Onna nodded and hurried from the cavern. Raven focused her eyes back on the barrister, who was once again looking everywhere but at her.
“Barrister, my fee is three gold coins and six silver coins for my services, to be split. The first half will be paid this night and the second half to be paid in three days’ time if you are satisfied with my services. If you are not sufficiently satisfied, simply write a note and have it sent to the Angelic Church. One of my men will be waiting there in three days to either receive the note or the remainder of my fee. I also require five gold coins to be sent to the City Guard for my and my following’s protection.”

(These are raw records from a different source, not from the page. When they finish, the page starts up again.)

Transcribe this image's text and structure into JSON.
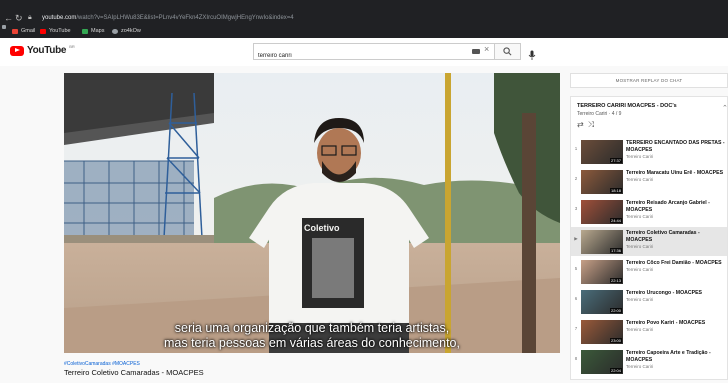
{
  "browser": {
    "url_host": "youtube.com",
    "url_rest": "/watch?v=SAIpLHWu83E&list=PLnv4vYeFkn4ZXIrcuOIMgwjHEngYnwIo&index=4",
    "bookmarks": [
      {
        "label": "Gmail",
        "color": "#ea4335"
      },
      {
        "label": "YouTube",
        "color": "#ff0000"
      },
      {
        "label": "Maps",
        "color": "#34a853"
      },
      {
        "label": "zo4kOw",
        "color": "#9aa0a6"
      }
    ]
  },
  "youtube": {
    "logo_text": "YouTube",
    "country_code": "BR",
    "search_value": "terreiro cariri"
  },
  "video": {
    "caption_line1": "seria uma organização que também teria artistas,",
    "caption_line2": "mas teria pessoas em várias áreas do conhecimento,",
    "hashtags": "#ColetivoCamaradas #MOACPES",
    "title": "Terreiro Coletivo Camaradas - MOACPES"
  },
  "chat_replay_button": "MOSTRAR REPLAY DO CHAT",
  "playlist": {
    "title": "TERREIRO CARIRI MOACPES - DOC's",
    "subtitle": "Terreiro Cariri · 4 / 9",
    "items": [
      {
        "index": "1",
        "title": "TERREIRO ENCANTADO DAS PRETAS - MOACPES",
        "channel": "Terreiro Cariri",
        "duration": "27:37",
        "thumb_color": "#6b4d3a",
        "active": false
      },
      {
        "index": "2",
        "title": "Terreiro Maracatu Uinu Erê - MOACPES",
        "channel": "Terreiro Cariri",
        "duration": "18:18",
        "thumb_color": "#8c5a3c",
        "active": false
      },
      {
        "index": "3",
        "title": "Terreiro Reisado Arcanjo Gabriel - MOACPES",
        "channel": "Terreiro Cariri",
        "duration": "24:44",
        "thumb_color": "#a0503a",
        "active": false
      },
      {
        "index": "▶",
        "title": "Terreiro Coletivo Camaradas - MOACPES",
        "channel": "Terreiro Cariri",
        "duration": "17:36",
        "thumb_color": "#b9a98f",
        "active": true
      },
      {
        "index": "5",
        "title": "Terreiro Côco Frei Damião - MOACPES",
        "channel": "Terreiro Cariri",
        "duration": "22:13",
        "thumb_color": "#c7a087",
        "active": false
      },
      {
        "index": "6",
        "title": "Terreiro Urucongo - MOACPES",
        "channel": "Terreiro Cariri",
        "duration": "22:00",
        "thumb_color": "#4a6d7a",
        "active": false
      },
      {
        "index": "7",
        "title": "Terreiro Povo Kariri - MOACPES",
        "channel": "Terreiro Cariri",
        "duration": "23:00",
        "thumb_color": "#9a5a3a",
        "active": false
      },
      {
        "index": "8",
        "title": "Terreiro Capoeira Arte e Tradição - MOACPES",
        "channel": "Terreiro Cariri",
        "duration": "22:04",
        "thumb_color": "#3b5a3a",
        "active": false
      }
    ]
  }
}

The Barrister nodded and fumbled for a coin pouch secured around his waist. “Yes, yes, of course. That is a bit more than Thief Lord Deryk’s fees, but I have heard you are good.”

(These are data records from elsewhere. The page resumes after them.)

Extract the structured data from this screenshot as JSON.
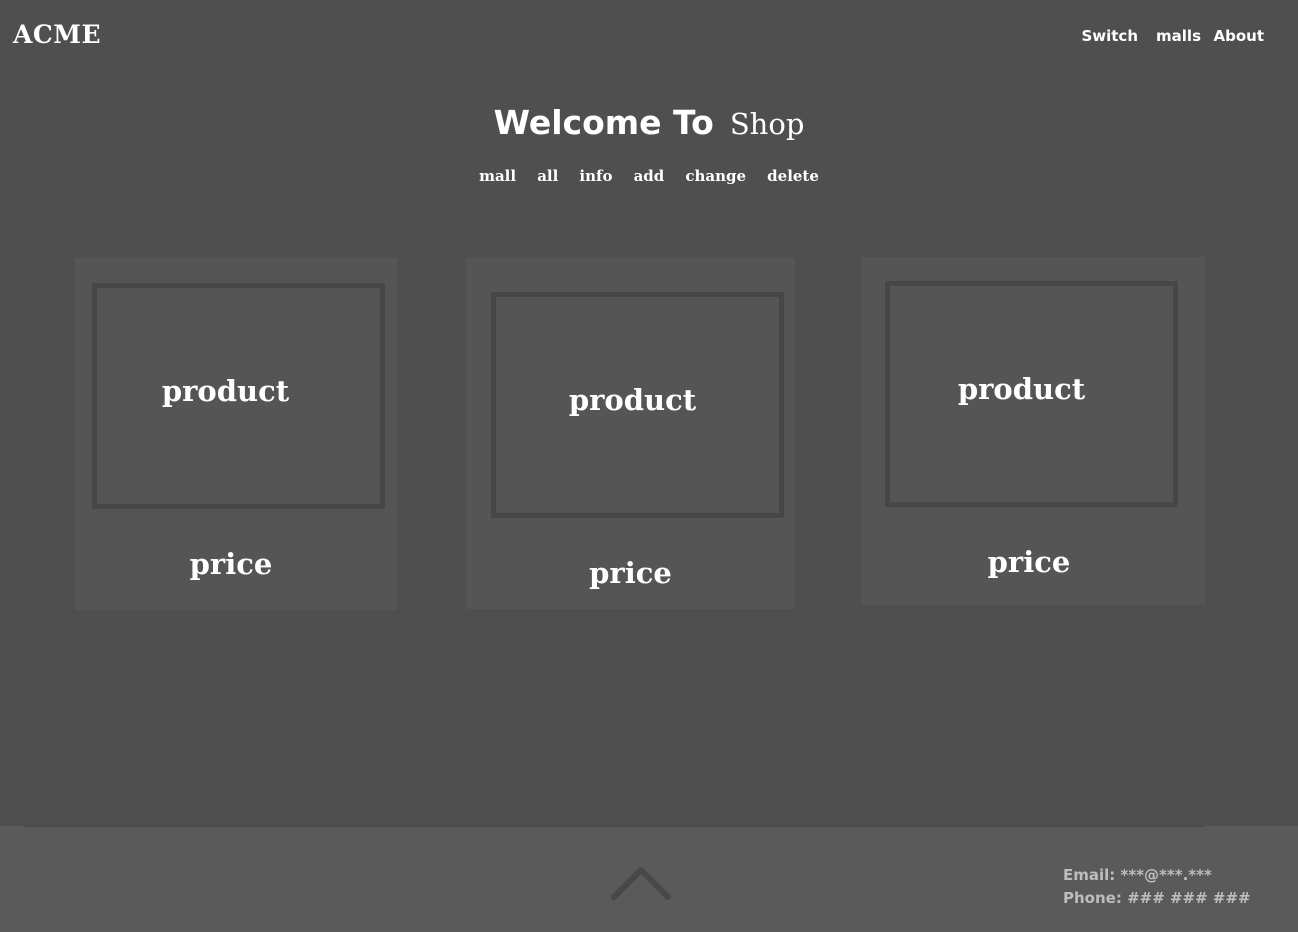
{
  "header": {
    "logo": "ACME",
    "nav": [
      {
        "label": "Switch"
      },
      {
        "label": "malls"
      },
      {
        "label": "About"
      }
    ]
  },
  "hero": {
    "welcome": "Welcome To",
    "shop": "Shop"
  },
  "sub_nav": [
    {
      "label": "mall"
    },
    {
      "label": "all"
    },
    {
      "label": "info"
    },
    {
      "label": "add"
    },
    {
      "label": "change"
    },
    {
      "label": "delete"
    }
  ],
  "products": [
    {
      "name": "product",
      "price": "price"
    },
    {
      "name": "product",
      "price": "price"
    },
    {
      "name": "product",
      "price": "price"
    }
  ],
  "footer": {
    "back_to_top_icon": "chevron-up-icon",
    "email_label": "Email:",
    "email_value": "***@***.***",
    "phone_label": "Phone:",
    "phone_value": "### ### ###"
  },
  "colors": {
    "background": "#4f4f4f",
    "card": "#555555",
    "card_border": "#474747",
    "footer": "#5a5a5a",
    "text": "#ffffff",
    "footer_text": "#bdbdbd"
  }
}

Raven waited patiently as the man counted out half of her fee. By the time she had collected up the coins, Onna had returned with Pyoder. No one was better at psychological fear and terror than this man. He would do a number on the Rayly boy.
“Barrister, this is Pyoder,” Raven said, gesturing to the gangly young man standing beside Onna. “He will terrorize the Rayly boy for you.”
Salway turned and looked the young man up and down. He was tall and slim with a head of thick auburn hair streaked with gold and eyes as steely gray as his own. His features were rather plain and he looked, well, plain. He was the type of man who could blend in anywhere and not be seen.
Pyoder bowed his head to Salway. “It will be my pleasure to serve you, sir.”
“Pyoder,” Raven said, “Barrister Salway would like you to terrorize Balier Rayly, the son of Barrister Rayly. This must begin as soon as possible and will end in three days’ time. You are not to hurt him; simply terrorize him and put fear in his heart, so much fear that his father becomes more preoccupied with his son than his upcoming trial.”
Pyoder bowed at the waist to his Thief Lord. “Of course, Thief Lord. I will start plotting right away.” He turned to Barrister Salway. “It will be an honor to work on your behalf, sir.”
Barrister Salway gave a faint smile and looked the man up and down again. He had faith in Raven and hoped she would come through for him. Raven, for her part, felt a twinge of sadness, knowing Aven would just be shaking his head behind her, trying very hard to stifle a laugh. Pyoder was so cavalier and Barrister Salway was a quivering mass of nerves. It was a little funny.